Silence for a moment. Irene reaches up and fumbles at her neck until she undoes the clasp of Papa’s chain, holds it out to him looped around her shaking fingers.
“Hold him, Papa.”
“You did so well, Irochka. You did so well.” He squeezes her hand. His breathing evens out as his wedding ring settles against his chest, finally calm enough to pull himself upright. His hands are freckled and there are wrinkles in the corners of his face as he presses baby Shane against his chest.
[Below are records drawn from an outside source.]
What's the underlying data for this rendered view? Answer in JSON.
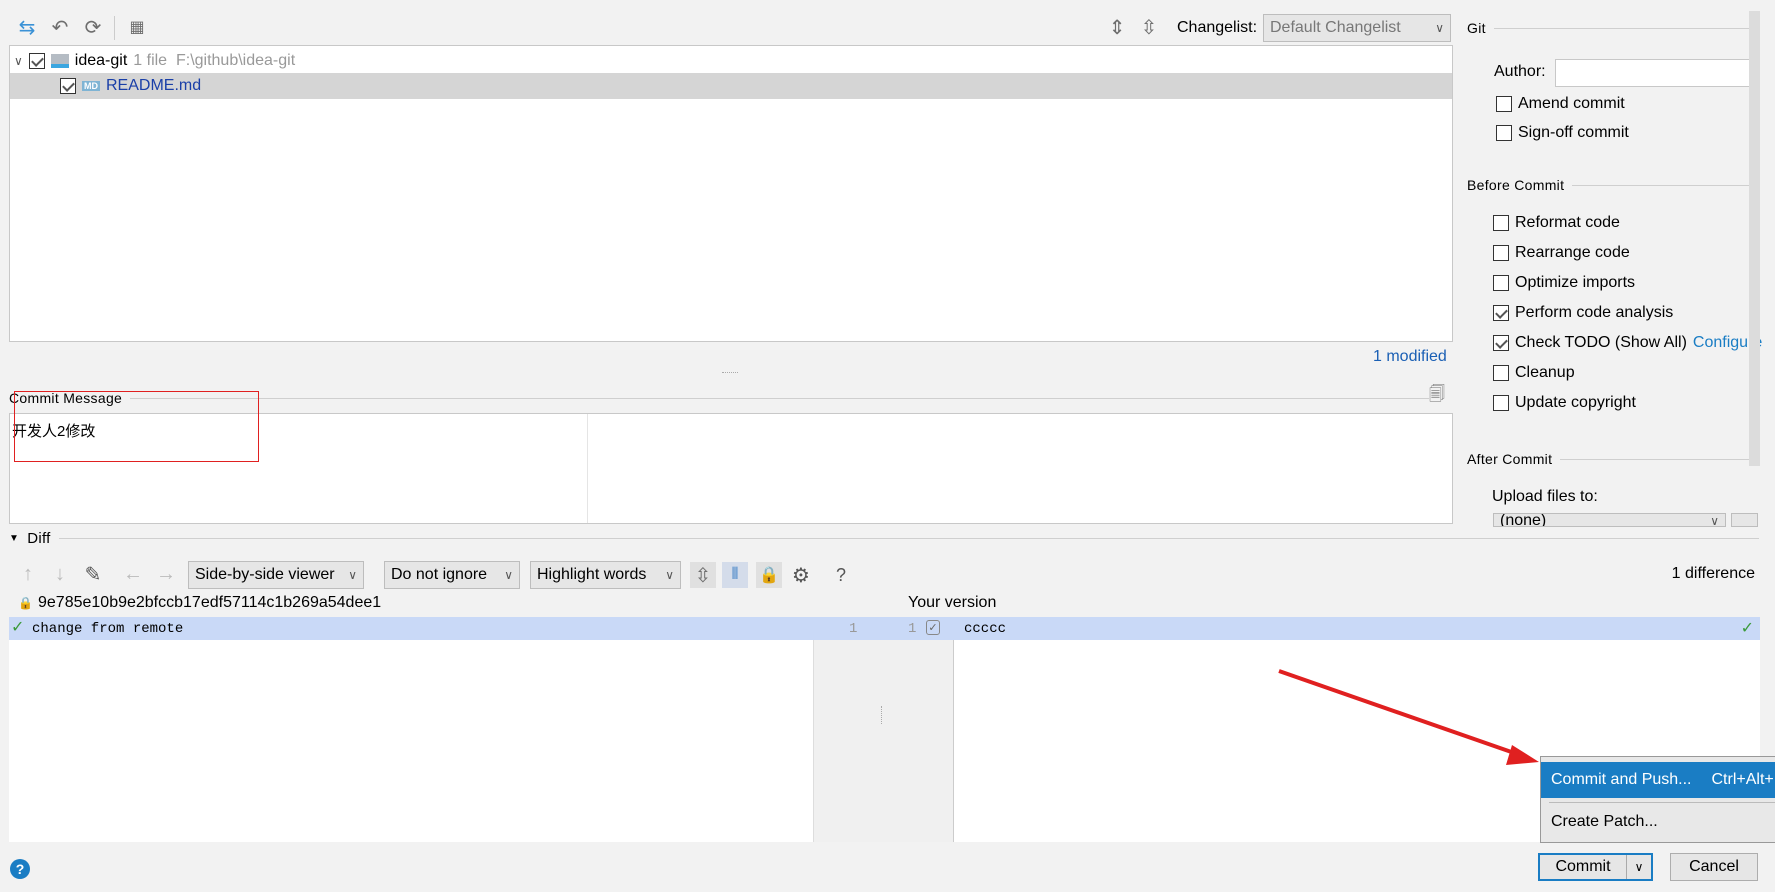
{
  "toolbar": {
    "icons": [
      "show-diff-icon",
      "rollback-icon",
      "refresh-icon",
      "group-by-icon"
    ],
    "expand_icon": "expand-all-icon",
    "collapse_icon": "collapse-all-icon",
    "changelist_label": "Changelist:",
    "changelist_value": "Default Changelist"
  },
  "tree": {
    "root": {
      "name": "idea-git",
      "info": "1 file  F:\\github\\idea-git",
      "checked": true
    },
    "files": [
      {
        "name": "README.md",
        "checked": true
      }
    ],
    "status": "1 modified"
  },
  "commit_message": {
    "label": "Commit Message",
    "value": "开发人2修改"
  },
  "git": {
    "title": "Git",
    "author_label": "Author:",
    "author_value": "",
    "options": [
      {
        "label": "Amend commit",
        "checked": false
      },
      {
        "label": "Sign-off commit",
        "checked": false
      }
    ]
  },
  "before_commit": {
    "title": "Before Commit",
    "options": [
      {
        "label": "Reformat code",
        "checked": false
      },
      {
        "label": "Rearrange code",
        "checked": false
      },
      {
        "label": "Optimize imports",
        "checked": false
      },
      {
        "label": "Perform code analysis",
        "checked": true
      },
      {
        "label": "Check TODO (Show All)",
        "checked": true,
        "link": "Configure"
      },
      {
        "label": "Cleanup",
        "checked": false
      },
      {
        "label": "Update copyright",
        "checked": false
      }
    ]
  },
  "after_commit": {
    "title": "After Commit",
    "upload_label": "Upload files to:",
    "upload_value": "(none)"
  },
  "diff": {
    "title": "Diff",
    "viewer": "Side-by-side viewer",
    "ignore": "Do not ignore",
    "highlight": "Highlight words",
    "count": "1 difference",
    "left_header": "9e785e10b9e2bfccb17edf57114c1b269a54dee1",
    "right_header": "Your version",
    "left_line": "change from remote",
    "right_line": "ccccc",
    "left_num": "1",
    "right_num": "1"
  },
  "popup": {
    "items": [
      {
        "label": "Commit and Push...",
        "shortcut": "Ctrl+Alt+K"
      },
      {
        "label": "Create Patch..."
      }
    ]
  },
  "buttons": {
    "commit": "Commit",
    "cancel": "Cancel",
    "help": "?"
  },
  "colors": {
    "accent": "#1a7dc4",
    "selection": "#c9d9f7",
    "annotation": "#e02020"
  }
}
Irene’s father holds her son and her sister comes to the other side of the bed and takes her hand. Auntie Sveta and Aunt Jackie and Hayden are in the waiting room, and Grammy will surely be standing with her walker in the hallway. And Dad is waiting for her. She thought maybe it would kill her, to be so close to him and not run into his arms. I’ll see you soon, Dad, she thinks, watching Papa walk over to the hospital window and look up over the treeline with their grandson in his arms. Soon.